In der Tatsache, dass ich mich für keine noch so gut gemeinte Lobbyarbeit einspannen lassen darf. Als Klimaforscher kann ich nicht Gallionsfigur einer einschlägigen Initiative sein. Ich muss auch die Arbeit von Umwelt-Lobbyorganisationen kritisieren dürfen, wenn sie fachlich unkorrekt ist. Kunstschnee und technische Beschneiung sind so ein Reizthema mit großer Sichtbarkeit und hoher Emotionalisierung. Da bleibt leider oft kein Platz für eine sachliche Diskussion. Keine Frage, ein Skigebiet kann (noch) nicht CO2-neutral wirtschaften, aber Freude und Erholung für die Besucher und wirtschaftliche Wertschöpfung für die Region sind von großem Wert für unsere Gesellschaft. Vielfach wird auf der einen Seite mit gutem Gewissen für die Umwelt Partei ergriffen und die Gegenseite reagiert dann panisch auf Kritik und verschließt sich der sachlichen Argumentation. Beide Seiten täten gut daran, sich mit der komplizierten Situation sachlich auseinanderzusetzen und sich dazu der unabhängigen Forschung zu bedienen. Dazu müssen wir Forscher aber strikt unparteiisch bleiben.
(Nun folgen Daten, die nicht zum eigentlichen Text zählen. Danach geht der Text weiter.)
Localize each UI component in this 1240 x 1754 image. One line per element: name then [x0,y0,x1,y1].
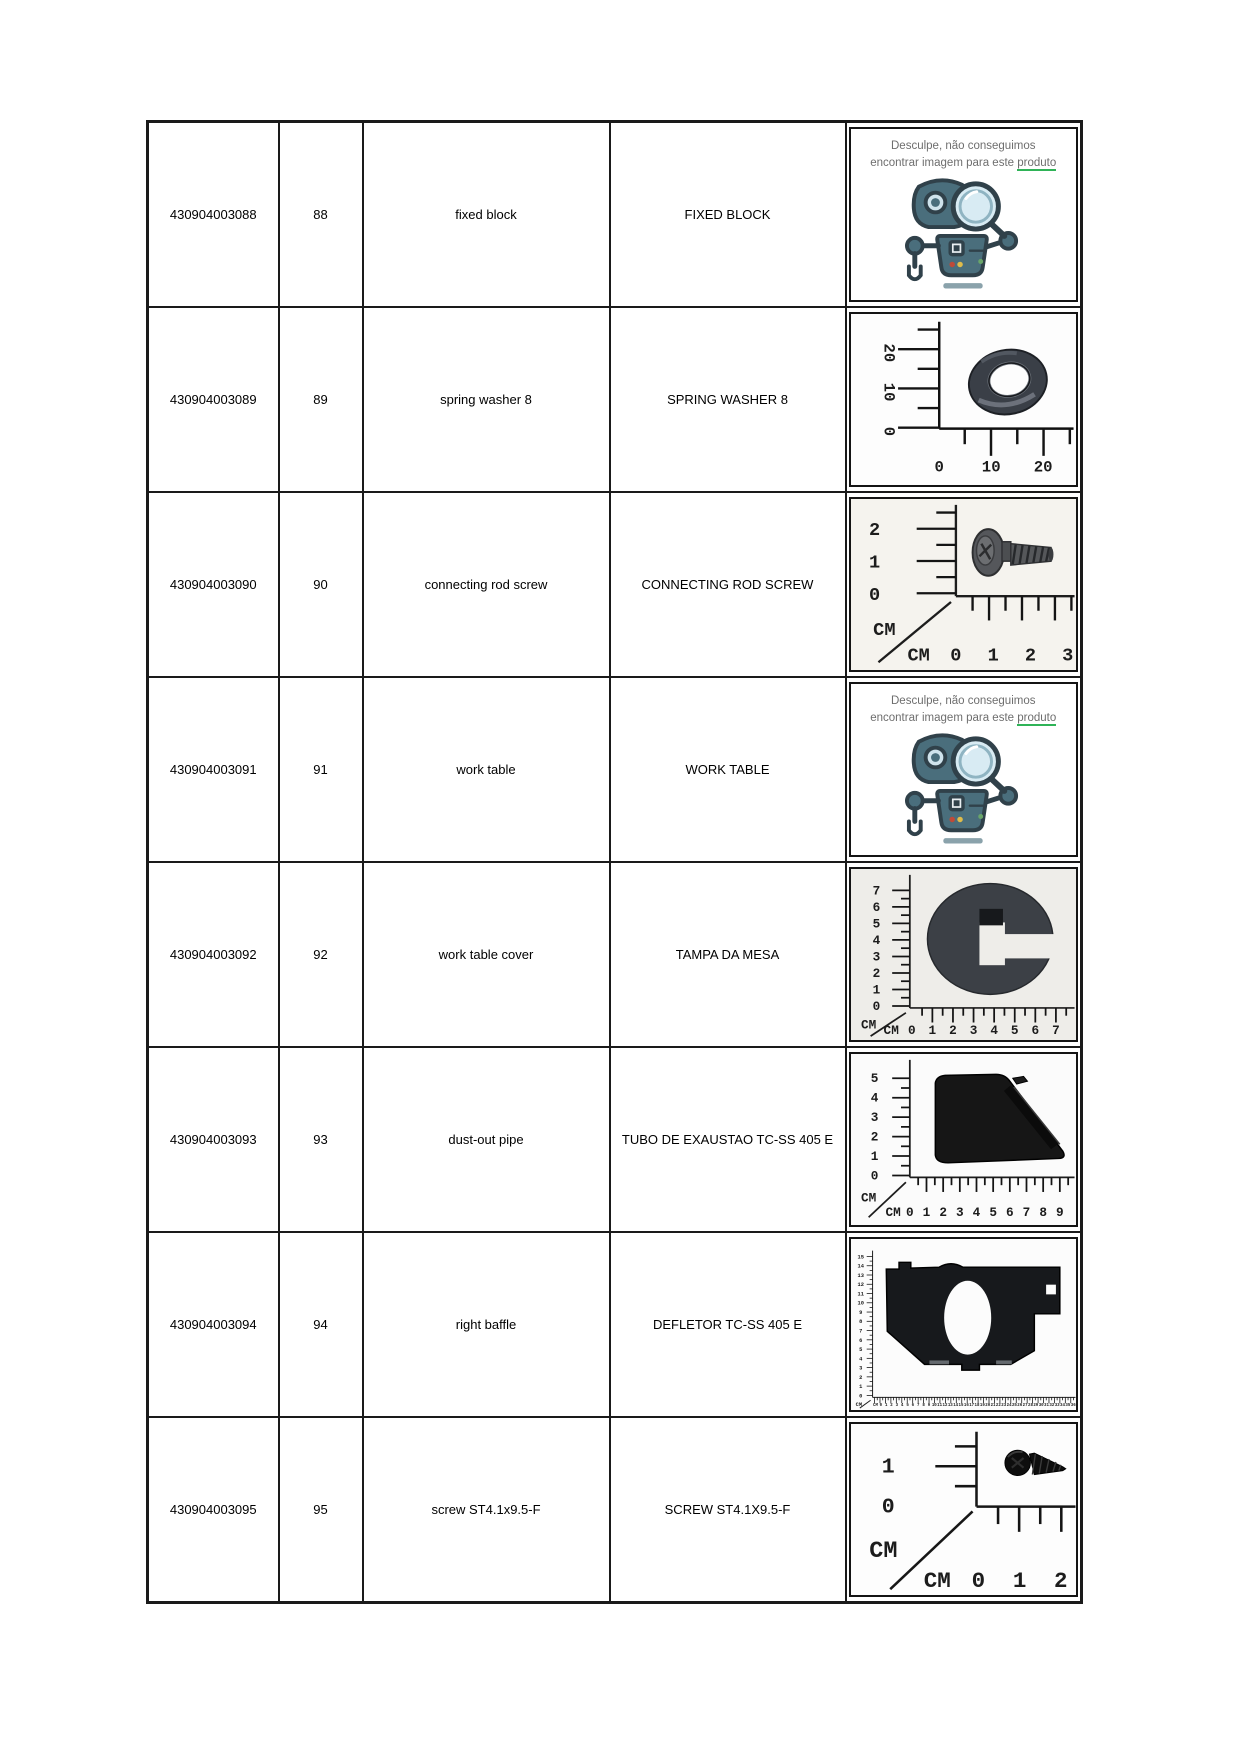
svg-text:8: 8 [921,1404,925,1409]
part-name-en: fixed block [363,122,610,308]
part-index: 94 [279,1232,363,1417]
part-index: 91 [279,677,363,862]
part-code: 430904003091 [148,677,279,862]
svg-text:CM: CM [906,645,930,667]
svg-text:7: 7 [1051,1023,1060,1039]
svg-text:6: 6 [911,1404,914,1409]
connecting-rod-screw-photo [849,497,1079,672]
svg-text:1: 1 [881,1455,895,1480]
part-index: 89 [279,307,363,492]
svg-text:16: 16 [963,1404,969,1409]
svg-text:7: 7 [916,1404,919,1409]
part-code: 430904003088 [148,122,279,308]
svg-text:3: 3 [969,1023,977,1039]
part-index: 88 [279,122,363,308]
table-row [148,122,1082,308]
part-image-cell [846,1232,1082,1417]
svg-text:CM: CM [885,1205,901,1221]
svg-text:5: 5 [872,916,880,932]
table-row [148,307,1082,492]
svg-text:5: 5 [870,1071,878,1087]
svg-text:0: 0 [870,1168,878,1184]
robot-not-found-icon [888,173,1038,291]
part-code: 430904003093 [148,1047,279,1232]
part-name-desc: FIXED BLOCK [610,122,846,308]
part-name-desc: SCREW ST4.1X9.5-F [610,1417,846,1603]
svg-text:1: 1 [1012,1568,1026,1595]
part-image-cell [846,677,1082,862]
svg-text:24: 24 [1006,1404,1012,1409]
svg-text:1: 1 [872,982,880,998]
spring-washer-photo [849,312,1079,487]
svg-text:3: 3 [1061,645,1073,667]
svg-text:9: 9 [1055,1205,1064,1221]
svg-text:2: 2 [868,520,880,541]
svg-text:3: 3 [872,949,880,965]
part-code: 430904003090 [148,492,279,677]
part-name-desc: TUBO DE EXAUSTAO TC-SS 405 E [610,1047,846,1232]
part-image-cell [846,862,1082,1047]
placeholder-line2: encontrar imagem para este [870,711,1015,724]
part-code: 430904003089 [148,307,279,492]
part-image-cell [846,307,1082,492]
svg-text:31: 31 [1043,1404,1049,1409]
svg-text:0: 0 [858,1393,862,1400]
svg-text:7: 7 [858,1328,862,1335]
part-image-cell [846,492,1082,677]
svg-text:10: 10 [857,1300,864,1307]
svg-text:7: 7 [872,883,880,899]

Und womit können Normalsterbliche ihren Beitrag gegen den Klimawandel leisten?
Man kann sich mit ökologischen Fußabdruckrechnern im Netz ein Bild des eigenen CO2-Ausstoßes machen. Wenn wir ein einigermaßen händelbares Limit an Erwärmung von 2 Grad halten wollen, müssten wir in den nächsten 30 Jahren mit dem CO2-Ausstoß auf null kommen. Dafür zählt jede kleine Maßnahme, weniger Autofahren, Strom sparen, politisch aktiv sein und so weiter – so banal das auch klingen mag.

Wird es uns gelingen?
Es wird trotzdem ein sehr schwieriger Weg werden. Energie- und Wirtschaftsexperten behaupten, wir könnten unseren aktuellen Lebensstil und Energiekonsum unmöglich halten. Ein möglicher erster Schritt wäre die Elektrifizierung der Welt, um die absolute Abhängigkeit von fossilen Energieträgern zu kappen. Allerdings bedeutet Strom aus Wasserkraft eine große Belastung für die Gewässer. Viele moderne Technologien brauchen spezielle Rohstoffe, deren Gewinnung wiederum sehr problematisch ist. Ohne energische Reduktion des Energieverbrauchs ist das +2°C Ziel nicht erreichbar und das wiederum bedeutet gesellschaftlichen Wandel. Wir können ihn entweder aktiv gestalten, oder abwarten, bis er mit dem Klimawandel unkontrolliert erfolgt.